3. Damn a stream: You might get wet and catch a sniffle. But you’ll also have single-handedly tamed nature! (Not unlike the all powerful beaver.)
4. Take public transportation: My son has been taking the subway on his own since he was 10 years old. One day, he called to say that his usual subway wasn’t running, could he take another one? He called 10 minutes later to report that the entire system had been shut down, could he take the bus? The bus ended up dropping him off blocks from home. He walked the rest of the way.
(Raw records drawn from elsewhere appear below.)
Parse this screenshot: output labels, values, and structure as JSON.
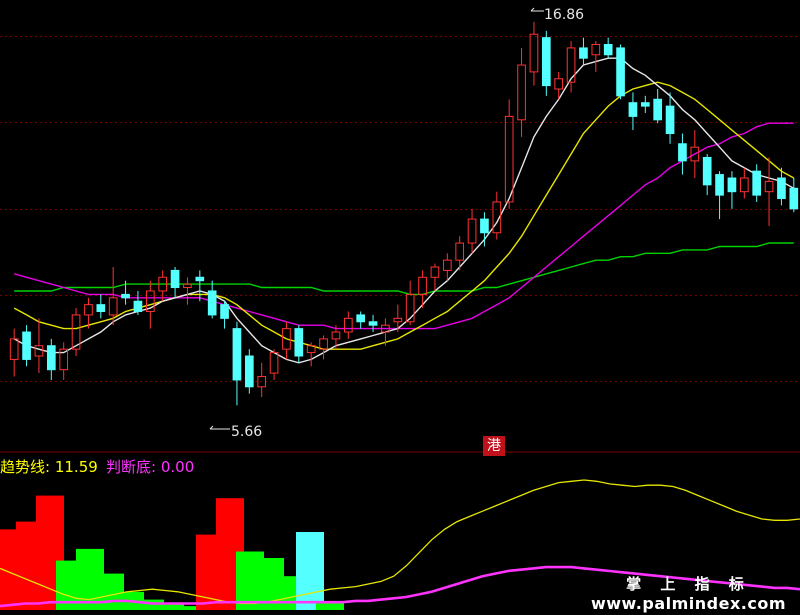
{
  "indicator": {
    "line1_name": "趋势线",
    "line1_value": "11.59",
    "line2_name": "判断底",
    "line2_value": "0.00"
  },
  "badge_text": "港",
  "watermark": {
    "title": "掌 上 指 标",
    "url": "www.palmindex.com"
  },
  "chart_data": [
    {
      "type": "candlestick",
      "annotations": {
        "high": "16.86",
        "low": "5.66"
      },
      "ylim": [
        4.5,
        17.5
      ],
      "colors": {
        "up": "#ff3232",
        "down": "#54ffff",
        "ma_white": "#e6e6e6",
        "ma_yellow": "#e6e600",
        "ma_magenta": "#e600e6",
        "ma_green": "#00d200",
        "grid": "#7a0000"
      },
      "candles": [
        {
          "o": 7.0,
          "h": 7.9,
          "l": 6.5,
          "c": 7.6
        },
        {
          "o": 7.8,
          "h": 8.0,
          "l": 6.8,
          "c": 7.0
        },
        {
          "o": 7.1,
          "h": 8.2,
          "l": 6.6,
          "c": 7.4
        },
        {
          "o": 7.4,
          "h": 7.6,
          "l": 6.4,
          "c": 6.7
        },
        {
          "o": 6.7,
          "h": 7.5,
          "l": 6.4,
          "c": 7.3
        },
        {
          "o": 7.3,
          "h": 8.5,
          "l": 7.1,
          "c": 8.3
        },
        {
          "o": 8.3,
          "h": 8.8,
          "l": 7.9,
          "c": 8.6
        },
        {
          "o": 8.6,
          "h": 8.9,
          "l": 8.2,
          "c": 8.4
        },
        {
          "o": 8.3,
          "h": 9.7,
          "l": 8.0,
          "c": 8.8
        },
        {
          "o": 8.9,
          "h": 9.3,
          "l": 8.6,
          "c": 8.8
        },
        {
          "o": 8.7,
          "h": 9.0,
          "l": 8.3,
          "c": 8.4
        },
        {
          "o": 8.4,
          "h": 9.3,
          "l": 7.9,
          "c": 9.0
        },
        {
          "o": 9.0,
          "h": 9.6,
          "l": 8.7,
          "c": 9.4
        },
        {
          "o": 9.6,
          "h": 9.7,
          "l": 8.8,
          "c": 9.1
        },
        {
          "o": 9.1,
          "h": 9.4,
          "l": 8.6,
          "c": 9.2
        },
        {
          "o": 9.4,
          "h": 9.6,
          "l": 8.7,
          "c": 9.3
        },
        {
          "o": 9.0,
          "h": 9.3,
          "l": 8.2,
          "c": 8.3
        },
        {
          "o": 8.6,
          "h": 8.7,
          "l": 7.9,
          "c": 8.2
        },
        {
          "o": 7.9,
          "h": 8.1,
          "l": 5.66,
          "c": 6.4
        },
        {
          "o": 7.1,
          "h": 7.3,
          "l": 6.0,
          "c": 6.2
        },
        {
          "o": 6.2,
          "h": 6.9,
          "l": 5.9,
          "c": 6.5
        },
        {
          "o": 6.6,
          "h": 7.3,
          "l": 6.4,
          "c": 7.2
        },
        {
          "o": 7.3,
          "h": 8.1,
          "l": 7.0,
          "c": 7.9
        },
        {
          "o": 7.9,
          "h": 8.0,
          "l": 6.9,
          "c": 7.1
        },
        {
          "o": 7.2,
          "h": 7.5,
          "l": 6.8,
          "c": 7.4
        },
        {
          "o": 7.3,
          "h": 7.7,
          "l": 7.0,
          "c": 7.6
        },
        {
          "o": 7.6,
          "h": 8.0,
          "l": 7.3,
          "c": 7.8
        },
        {
          "o": 7.8,
          "h": 8.4,
          "l": 7.6,
          "c": 8.2
        },
        {
          "o": 8.3,
          "h": 8.4,
          "l": 7.9,
          "c": 8.1
        },
        {
          "o": 8.1,
          "h": 8.3,
          "l": 7.8,
          "c": 8.0
        },
        {
          "o": 7.8,
          "h": 8.2,
          "l": 7.4,
          "c": 8.0
        },
        {
          "o": 8.1,
          "h": 8.6,
          "l": 7.8,
          "c": 8.2
        },
        {
          "o": 8.1,
          "h": 9.3,
          "l": 8.0,
          "c": 8.9
        },
        {
          "o": 8.9,
          "h": 9.6,
          "l": 8.5,
          "c": 9.4
        },
        {
          "o": 9.4,
          "h": 9.8,
          "l": 9.0,
          "c": 9.7
        },
        {
          "o": 9.6,
          "h": 10.1,
          "l": 9.3,
          "c": 9.9
        },
        {
          "o": 9.9,
          "h": 10.6,
          "l": 9.6,
          "c": 10.4
        },
        {
          "o": 10.4,
          "h": 11.4,
          "l": 10.1,
          "c": 11.1
        },
        {
          "o": 11.1,
          "h": 11.3,
          "l": 10.3,
          "c": 10.7
        },
        {
          "o": 10.7,
          "h": 11.9,
          "l": 10.5,
          "c": 11.6
        },
        {
          "o": 11.6,
          "h": 14.6,
          "l": 11.4,
          "c": 14.1
        },
        {
          "o": 14.0,
          "h": 16.1,
          "l": 13.5,
          "c": 15.6
        },
        {
          "o": 15.4,
          "h": 16.86,
          "l": 15.0,
          "c": 16.5
        },
        {
          "o": 16.4,
          "h": 16.6,
          "l": 14.7,
          "c": 15.0
        },
        {
          "o": 14.9,
          "h": 15.4,
          "l": 14.6,
          "c": 15.2
        },
        {
          "o": 15.1,
          "h": 16.3,
          "l": 14.8,
          "c": 16.1
        },
        {
          "o": 16.1,
          "h": 16.4,
          "l": 15.6,
          "c": 15.8
        },
        {
          "o": 15.9,
          "h": 16.3,
          "l": 15.4,
          "c": 16.2
        },
        {
          "o": 16.2,
          "h": 16.4,
          "l": 15.8,
          "c": 15.9
        },
        {
          "o": 16.1,
          "h": 16.2,
          "l": 14.6,
          "c": 14.7
        },
        {
          "o": 14.5,
          "h": 14.8,
          "l": 13.7,
          "c": 14.1
        },
        {
          "o": 14.5,
          "h": 14.7,
          "l": 14.2,
          "c": 14.4
        },
        {
          "o": 14.6,
          "h": 14.9,
          "l": 13.9,
          "c": 14.0
        },
        {
          "o": 14.4,
          "h": 14.8,
          "l": 13.3,
          "c": 13.6
        },
        {
          "o": 13.3,
          "h": 13.6,
          "l": 12.4,
          "c": 12.8
        },
        {
          "o": 12.8,
          "h": 13.7,
          "l": 12.3,
          "c": 13.2
        },
        {
          "o": 12.9,
          "h": 13.0,
          "l": 11.8,
          "c": 12.1
        },
        {
          "o": 12.4,
          "h": 12.5,
          "l": 11.1,
          "c": 11.8
        },
        {
          "o": 12.3,
          "h": 12.5,
          "l": 11.4,
          "c": 11.9
        },
        {
          "o": 11.9,
          "h": 12.6,
          "l": 11.7,
          "c": 12.3
        },
        {
          "o": 12.5,
          "h": 12.7,
          "l": 11.6,
          "c": 11.8
        },
        {
          "o": 11.9,
          "h": 12.9,
          "l": 10.9,
          "c": 12.2
        },
        {
          "o": 12.3,
          "h": 12.6,
          "l": 11.5,
          "c": 11.7
        },
        {
          "o": 12.0,
          "h": 12.3,
          "l": 11.3,
          "c": 11.4
        }
      ],
      "ma_white": [
        7.6,
        7.4,
        7.3,
        7.2,
        7.2,
        7.4,
        7.6,
        7.8,
        8.1,
        8.3,
        8.4,
        8.5,
        8.7,
        8.8,
        8.9,
        9.0,
        8.9,
        8.7,
        8.2,
        7.8,
        7.4,
        7.2,
        7.0,
        6.9,
        7.0,
        7.2,
        7.4,
        7.5,
        7.6,
        7.7,
        7.8,
        7.9,
        8.2,
        8.6,
        9.0,
        9.3,
        9.7,
        10.1,
        10.5,
        11.0,
        11.7,
        12.6,
        13.5,
        14.1,
        14.6,
        15.2,
        15.6,
        15.7,
        15.8,
        15.8,
        15.5,
        15.3,
        15.0,
        14.7,
        14.3,
        14.0,
        13.6,
        13.2,
        12.8,
        12.6,
        12.4,
        12.3,
        12.2,
        12.0
      ],
      "ma_yellow": [
        8.5,
        8.3,
        8.1,
        8.0,
        7.9,
        7.9,
        8.0,
        8.1,
        8.2,
        8.4,
        8.5,
        8.6,
        8.7,
        8.8,
        8.9,
        8.9,
        8.9,
        8.8,
        8.6,
        8.3,
        8.0,
        7.8,
        7.6,
        7.5,
        7.4,
        7.3,
        7.3,
        7.3,
        7.3,
        7.4,
        7.5,
        7.6,
        7.8,
        8.0,
        8.2,
        8.4,
        8.7,
        9.0,
        9.3,
        9.7,
        10.1,
        10.6,
        11.2,
        11.8,
        12.4,
        13.0,
        13.6,
        14.0,
        14.4,
        14.7,
        14.9,
        15.0,
        15.1,
        15.0,
        14.8,
        14.6,
        14.3,
        14.0,
        13.7,
        13.4,
        13.1,
        12.8,
        12.5,
        12.3
      ],
      "ma_magenta": [
        9.5,
        9.4,
        9.3,
        9.2,
        9.1,
        9.0,
        8.9,
        8.9,
        8.9,
        8.8,
        8.8,
        8.8,
        8.8,
        8.8,
        8.8,
        8.8,
        8.7,
        8.6,
        8.5,
        8.4,
        8.3,
        8.2,
        8.1,
        8.0,
        8.0,
        8.0,
        7.9,
        7.9,
        7.9,
        7.9,
        7.9,
        7.9,
        7.9,
        7.9,
        7.9,
        8.0,
        8.1,
        8.2,
        8.4,
        8.6,
        8.8,
        9.1,
        9.4,
        9.7,
        10.0,
        10.3,
        10.6,
        10.9,
        11.2,
        11.5,
        11.8,
        12.1,
        12.3,
        12.6,
        12.8,
        13.0,
        13.2,
        13.3,
        13.5,
        13.6,
        13.8,
        13.9,
        13.9,
        13.9
      ],
      "ma_green": [
        9.0,
        9.0,
        9.0,
        9.0,
        9.1,
        9.1,
        9.1,
        9.1,
        9.1,
        9.2,
        9.2,
        9.2,
        9.2,
        9.2,
        9.2,
        9.2,
        9.2,
        9.2,
        9.2,
        9.2,
        9.1,
        9.1,
        9.1,
        9.1,
        9.1,
        9.0,
        9.0,
        9.0,
        9.0,
        9.0,
        9.0,
        9.0,
        8.9,
        8.9,
        9.0,
        9.0,
        9.0,
        9.0,
        9.1,
        9.1,
        9.2,
        9.3,
        9.4,
        9.5,
        9.6,
        9.7,
        9.8,
        9.9,
        9.9,
        10.0,
        10.0,
        10.1,
        10.1,
        10.1,
        10.2,
        10.2,
        10.2,
        10.3,
        10.3,
        10.3,
        10.3,
        10.4,
        10.4,
        10.4
      ]
    },
    {
      "type": "area",
      "ylim": [
        0,
        100
      ],
      "colors": {
        "trend": "#e6e600",
        "bottom": "#ff33ff",
        "red": "#ff0000",
        "green": "#00ff00",
        "cyan": "#54ffff"
      },
      "trend_line": [
        32,
        28,
        24,
        20,
        16,
        12,
        9,
        8,
        10,
        12,
        14,
        15,
        16,
        15,
        14,
        12,
        10,
        8,
        6,
        5,
        5,
        6,
        8,
        10,
        12,
        14,
        16,
        17,
        18,
        20,
        22,
        26,
        34,
        44,
        54,
        62,
        68,
        72,
        76,
        80,
        84,
        88,
        92,
        95,
        98,
        99,
        100,
        99,
        97,
        96,
        95,
        96,
        96,
        95,
        92,
        88,
        84,
        80,
        76,
        73,
        70,
        69,
        69,
        70
      ],
      "bottom_line": [
        3,
        4,
        5,
        5,
        6,
        6,
        6,
        6,
        6,
        7,
        7,
        6,
        5,
        5,
        5,
        5,
        5,
        6,
        6,
        6,
        6,
        6,
        6,
        6,
        6,
        6,
        6,
        6,
        7,
        7,
        8,
        9,
        10,
        12,
        14,
        17,
        20,
        23,
        26,
        28,
        30,
        31,
        32,
        33,
        33,
        33,
        32,
        31,
        30,
        29,
        28,
        27,
        26,
        25,
        24,
        23,
        22,
        21,
        20,
        19,
        18,
        17,
        17,
        16
      ],
      "bars": [
        {
          "color": "red",
          "value": 62
        },
        {
          "color": "red",
          "value": 68
        },
        {
          "color": "red",
          "value": 88
        },
        {
          "color": "green",
          "value": 38
        },
        {
          "color": "green",
          "value": 47
        },
        {
          "color": "green",
          "value": 28
        },
        {
          "color": "green",
          "value": 14
        },
        {
          "color": "green",
          "value": 8
        },
        {
          "color": "green",
          "value": 5
        },
        {
          "color": "green",
          "value": 3
        },
        {
          "color": "red",
          "value": 58
        },
        {
          "color": "red",
          "value": 86
        },
        {
          "color": "green",
          "value": 45
        },
        {
          "color": "green",
          "value": 40
        },
        {
          "color": "green",
          "value": 26
        },
        {
          "color": "cyan",
          "value": 60
        },
        {
          "color": "green",
          "value": 6
        }
      ]
    }
  ]
}
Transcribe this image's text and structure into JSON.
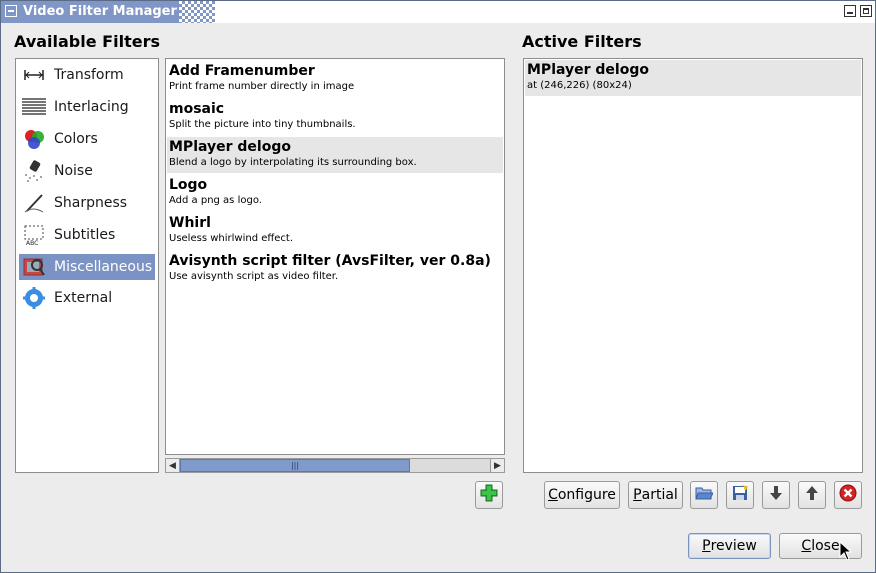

If he hadn’t been armed with the knowledge, confidence, and, most importantly, the experience of dealing with the public transportation system on a daily basis, what would he have done?
5. Get lost: He’d have gotten lost, that’s what he would have done. But then he’d have figured out how to get home. Because he had no choice in the matter. Desperation is an awesome teacher.
6. Take apart an electronic device: Toy stopped working? Give your kid a screwdriver and let them open it up to see what’s wrong. They are much less likely to “put their eye out” or be knocked unconscious by an electrical jolt than they are to learn a useful skill that will sure come in handy the next time the fire alarm decides to go off in the middle of the night for want of a new battery.
7. Hang a picture: This is a nail, honey, this is a hammer, and God gave us two thumbs so we’d have one to spare.
8. Sew: You want a new outfit for your doll? Here you go. Up and down, up and down goes the needle. No one ever bled out from a pin-prick.
9. Use a kitchen knife: I was born in the former Soviet Union. The mantra there was: Those who don’t work don’t eat. If your kid wants to eat, they’ll learn to work. And if they cut themselves along the way, review Two Thumbs/Hang a Picture above. What do you think you’ve got eight whole fingers for?
10. Use a stove: See that orange/red/blue flickering thing? It’s hot. Don’t touch it. (Or touch it once to confirm that Mommy isn’t a liar. Or an idiot.) Otherwise, go crazy. Sure, there’s a partial chance your kids might burn themselves. But there is a 100 percent chance that they will learn to keep themselves from starving. Which odds would you rather play?
11. Feel bored: American children in the 21st century are the most “enriched” ever (what are they, plutonium?). Every moment is scheduled to be filled with an activity that’s not only engaging, but educational. Try not entertaining your kid. Try not letting the TV or computer entertain them, either. See what happens. (They might even voluntarily gravitate towards one of the activities listed above! And without your prompting. Imagine that!)
12. Lose a board game: When we toured schools a few years ago, one made a point of stressing that the work was customized so that no child ever “felt frustration.” They made it sound like this was a good thing. It is not. A child who doesn’t know how to deal with frustration grows up to become an adult who doesn’t know how to deal with frustration. Do you want to be their boss? Or their spouse? If you’d prefer to avoid that fate, let your kid lose a board game or two (or, rather, don’t let them win). It’s a start. (For more sporty families, substitute Game of H-O-R-S-E.)
Every time we protect a child from getting his feelings hurt, losing his way, burning his finger, or falling off a tree branch, we are sending the message: You can’t take care of yourself. You can’t make good choices. You are helpless and, when a true threat comes, there will be nothing you can do about it.
And that’s the most dangerous parenting fail of all.
How many on this list have your kids done?